When it Comes to Architecture, Gary Lawrance Thinks Small

As a young boy, Gary Lawrance made elaborate houses from playing cards and “Little Golden” books, castles from sand, and towering pyramids from Dixie cups. Approximately 50 years later, not much has changed. Now an authority on architectural model-making and the principal of Lawrance Architectural Presentations, he uses more sophisticated materials, but the goal is more or less the same.
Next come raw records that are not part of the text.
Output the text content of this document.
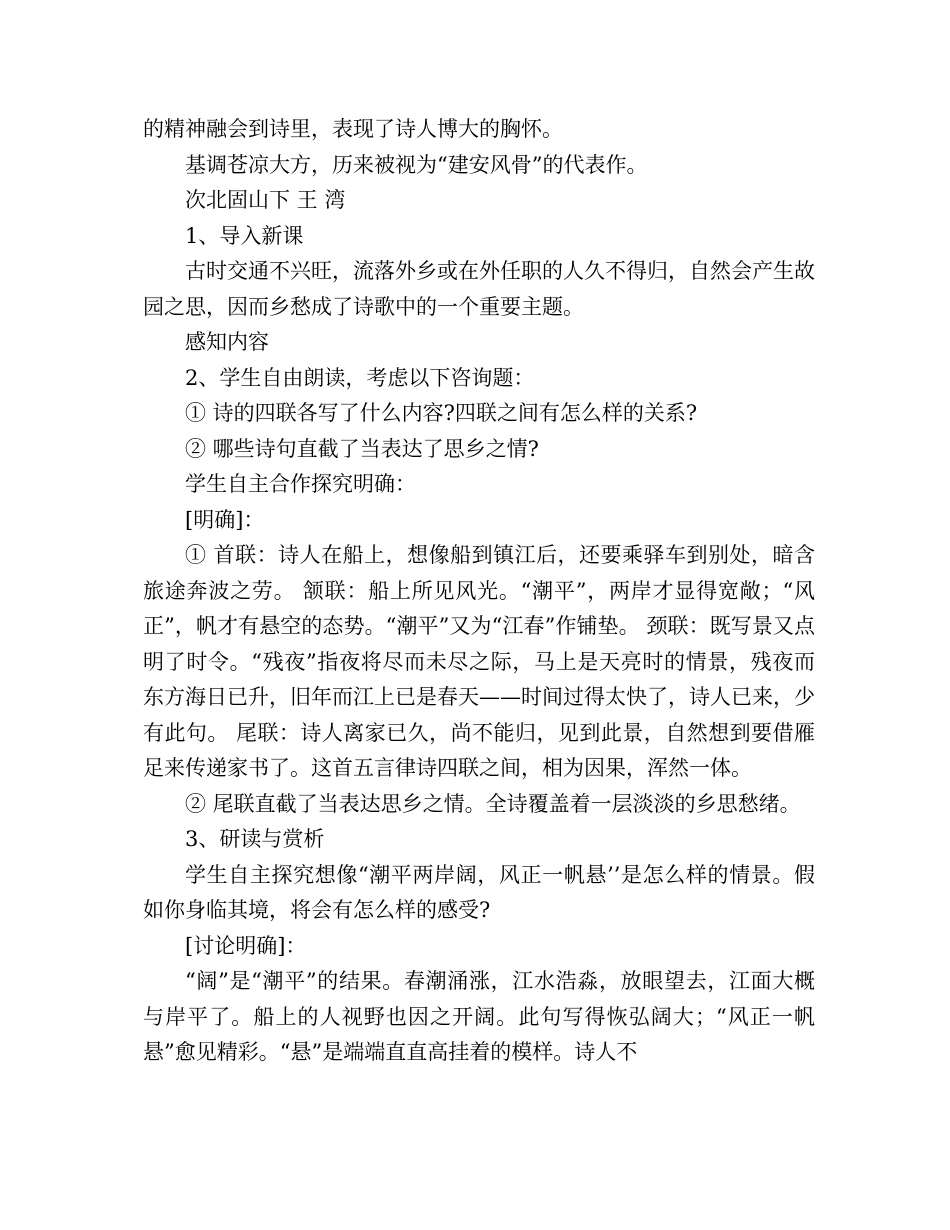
的精神融会到诗里，表现了诗人博大的胸怀。

基调苍凉大方，历来被视为“建安风骨”的代表作。

次北固山下 王 湾

1、导入新课

古时交通不兴旺，流落外乡或在外任职的人久不得归，自然会产生故园之思，因而乡愁成了诗歌中的一个重要主题。

感知内容

2、学生自由朗读，考虑以下咨询题：

① 诗的四联各写了什么内容?四联之间有怎么样的关系?

② 哪些诗句直截了当表达了思乡之情?

学生自主合作探究明确：

[明确]：

① 首联：诗人在船上，想像船到镇江后，还要乘驿车到别处，暗含旅途奔波之劳。 颔联：船上所见风光。“潮平”，两岸才显得宽敞；“风正”，帆才有悬空的态势。“潮平”又为“江春”作铺垫。 颈联：既写景又点明了时令。“残夜”指夜将尽而未尽之际，马上是天亮时的情景，残夜而东方海日已升，旧年而江上已是春天——时间过得太快了，诗人已来，少有此句。 尾联：诗人离家已久，尚不能归，见到此景，自然想到要借雁足来传递家书了。这首五言律诗四联之间，相为因果，浑然一体。

② 尾联直截了当表达思乡之情。全诗覆盖着一层淡淡的乡思愁绪。

3、研读与赏析

学生自主探究想像“潮平两岸阔，风正一帆悬’’是怎么样的情景。假如你身临其境，将会有怎么样的感受?

[讨论明确]：

“阔”是“潮平”的结果。春潮涌涨，江水浩淼，放眼望去，江面大概与岸平了。船上的人视野也因之开阔。此句写得恢弘阔大；“风正一帆悬”愈见精彩。“悬”是端端直直高挂着的模样。诗人不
To hand-craft his intricate 1⁄8-scale miniature models of houses and other structures, he uses an arsenal of model-making tools: foam core, mat board, double-sided tape, Elmer’s Glue-All, and X-Acto knives. Working from floor, elevation, and roof plans, he begins by creating a basic white structure. For more elaborate representations, he’ll work in color and even actual building materials, replicating interiors, landscaping, pools, accessory buildings, and smaller details, such as tiny luxury cars in the driveway and trees lining a walkway.

Two sets of drawings are required at the outset—one to cut up and one for reference. Lawrance first cuts away the exterior wall from the plan with an X-Acto knife, slicing off the chimneys, bay windows, and other design details, which are added back later. (“I tend to make the floor plan as simple and boxy as possible,” he says.) Using 1⁄8″-thick foam core cut to scale, he then tapes or glues a pair of walls together. From there, it’s time to build the bones of the building, facing the exteriors with 1⁄16″ mat board, which is the perfect scale for a 6″-thick wall.

It takes Lawrance anywhere from a day to complete a model for a very simple Cape to more than a week for a more complex design (a small tower element for a Hamptons estate might take three hours alone), and prices for his work range from about $2,000 to $20,000. “I have to be meticulous, but I also have to be pretty fast,” he says. “They’re for a specific purpose, and in the Hamptons there are always deadlines.” So if time weren’t an issue and he could mock up his dream home? It would be “a pavilion-style structure, one that’s actually impossible to build.”